Aqui, agora, na margem do nosso Lago Sereno, no Caminho do Meio, suspensos no sinal amarelo das nossas vidas, decidindo se vamos ou ficamos – que tal encadearmos os elos dessa cadeia que há milhares de anos arrastam os homens e são por eles arrastados? - Ouça. Nenhuma ave canta, até o vento parou. O lago está absolutamente imóvel. Neste momento, nós somos o Homem sobre a Terra, neste canto do Cosmos. O Silêncio Original nos acolhe e cala mais, para ouvirmos só a nossa Voz mais Real. Sejamos essas Águas e ouçamos, então, o que nos diriam de dentro de nós: - Somos rebeldes porque não somos Livres. - Livres para sermos o que naturalmente somos: seres sem Medo. - Seres sem Medo para sermos Criativos. Ouvimos. Você ouviu? - Sim. Mas ainda falta alguma coisa. Para o que? - Não sei. Mas falta.
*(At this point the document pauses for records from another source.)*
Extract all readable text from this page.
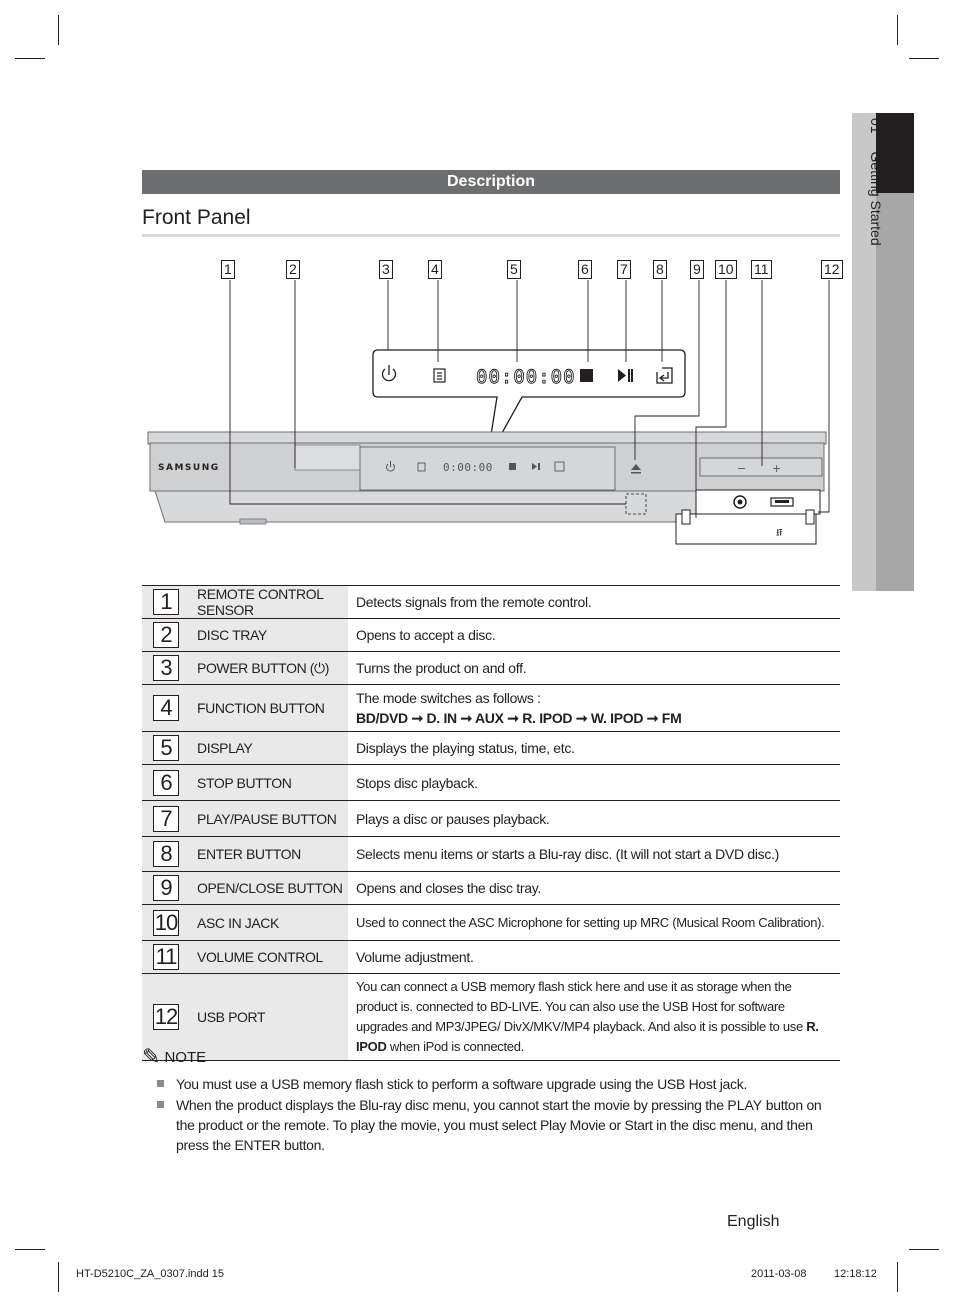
01 Getting Started
Description
Front Panel
1	2	3	4	5	6 7 8 9 10 11	12
00:00:00
SAMSUNG	0:00:00	− +
⭿
1	REMOTE CONTROL SENSOR	Detects signals from the remote control.
2	DISC TRAY	Opens to accept a disc.
3	POWER BUTTON (⏻)	Turns the product on and off.
4	FUNCTION BUTTON	The mode switches as follows :
BD/DVD ➞ D. IN ➞ AUX ➞ R. IPOD ➞ W. IPOD ➞ FM

5	DISPLAY	Displays the playing status, time, etc.
6	STOP BUTTON	Stops disc playback.
7	PLAY/PAUSE BUTTON	Plays a disc or pauses playback.
8	ENTER BUTTON	Selects menu items or starts a Blu-ray disc. (It will not start a DVD disc.)
9	OPEN/CLOSE BUTTON	Opens and closes the disc tray.
10	ASC IN JACK	Used to connect the ASC Microphone for setting up MRC (Musical Room Calibration).
11	VOLUME CONTROL	Volume adjustment.
12	USB PORT	You can connect a USB memory flash stick here and use it as storage when the product is. connected to BD-LIVE. You can also use the USB Host for software upgrades and MP3/JPEG/ DivX/MKV/MP4 playback. And also it is possible to use R. IPOD when iPod is connected.
✎ NOTE
You must use a USB memory flash stick to perform a software upgrade using the USB Host jack.
When the product displays the Blu-ray disc menu, you cannot start the movie by pressing the PLAY button on the product or the remote. To play the movie, you must select Play Movie or Start in the disc menu, and then press the ENTER button.
English
HT-D5210C_ZA_0307.indd 15	2011-03-08	12:18:12
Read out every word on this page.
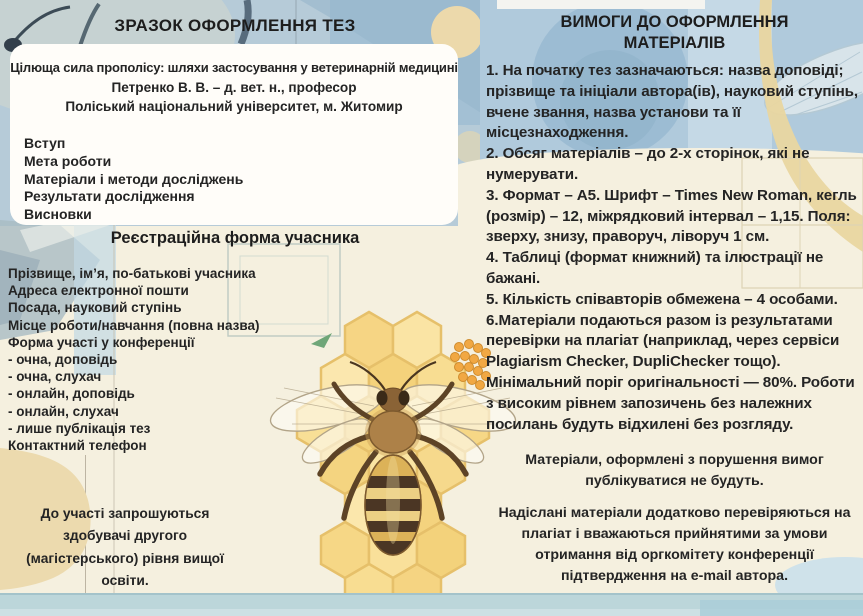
ЗРАЗОК ОФОРМЛЕННЯ ТЕЗ

Цілюща сила прополісу: шляхи застосування у ветеринарній медицині

Петренко В. В. – д. вет. н., професор

Поліський національний університет, м. Житомир

Вступ
Мета роботи
Матеріали і методи досліджень
Результати дослідження
Висновки
Реєстраційна форма учасника
Прізвище, ім’я, по-батькові учасника
Адреса електронної пошти
Посада, науковий ступінь
Місце роботи/навчання (повна назва)
Форма участі у конференції
- очна, доповідь
- очна, слухач
- онлайн, доповідь
- онлайн, слухач
- лише публікація тез
Контактний телефон
До участі запрошуються здобувачі другого (магістерського) рівня вищої освіти.
ВИМОГИ ДО ОФОРМЛЕННЯ МАТЕРІАЛІВ

1. На початку тез зазначаються: назва доповіді; прізвище та ініціали автора(ів), науковий ступінь, вчене звання, назва установи та її місцезнаходження.

2. Обсяг матеріалів – до 2-х сторінок, які не нумерувати.

3. Формат – А5. Шрифт – Times New Roman, кегль (розмір) – 12, міжрядковий інтервал – 1,15. Поля: зверху, знизу, праворуч, ліворуч 1 см.

4. Таблиці (формат книжний) та ілюстрації не бажані.

5. Кількість співавторів обмежена – 4 особами.

6.Матеріали подаються разом із результатами перевірки на плагіат (наприклад, через сервіси Plagiarism Checker, DupliChecker тощо). Мінімальний поріг оригінальності — 80%. Роботи з високим рівнем запозичень без належних посилань будуть відхилені без розгляду.

Матеріали, оформлені з порушення вимог публікуватися не будуть.

Надіслані матеріали додатково перевіряються на плагіат і вважаються прийнятими за умови отримання від оргкомітету конференції підтвердження на e-mail автора.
Ah, você ainda está no meio dos sinais, agora no verde, agora no vermelho, agora no amarelo. É isso? Ainda oscilante. Ora água humana fluindo, ora água humana estagnada. Falta algo para que possa voltar para o meio do Trânsito da Vida sem se ver novamente perdido nele? - Sim. É como o que os muito antigos iniciados chamavam de a Quadradura do Círculo. Sem ela, falta o essencial. E o conjunto não se auto-organiza, não se sustenta. Falta um centro - O Centro. - Que Centro? Olhe, o nosso Lago já é a resposta. Veja como tudo, inclusive nós, se harmoniza ao redor dele. Sabemos, pois o próprio Lago, ou a Vida, nos disse, quais as condições essenciais para convivermos, humanos, com o trânsito do mundo. Você pode repetir? Só para não perdermos o fio da meada que pode nos libertar dos elos da corrente que nos prende. - Sermos Livres. - Sermos Livres para sermos o que naturalmente somos: seres sem Medo. - Seres Livres para sermos sem Medo para sermos Criativos. E para sermos criativos, o que nos falta ainda? - O Centro. E o que é o Centro? Vou ajudar: - O que é o Lago Sereno em Nós? Vejo que você olha para as águas do lago imerso em reflexões, como aquele que está tão perto do que busca que não o consegue ver. Mas, quem sabe, como se diz: já por um triz de achar. Sim, é bem possível: por um triz de achar. E talvez quem sabe nem se trate de achar – mas de criar. Afinal, somos & estamos em um mundo criado – mesmo que por Algo que apenas ainda pressentimos – e parece bem sem sentido viver nele não criativamente. Mas você esta buscando tanto, olhando as águas, que já nem me ouve. Melhor que agora fique só, então. Nos encontraremos aqui na próxima semana? Sim? Para achar ou criar uma Vida onde aprendamos a caminhar, sem tropeçar tanto, neste caminho de pedras? Prometo que mergulharemos fundo, e dessa vez diretamente no centro das águas. E o que ainda falta vai vir à tona. O seu Real, Único e Inabolível Centro.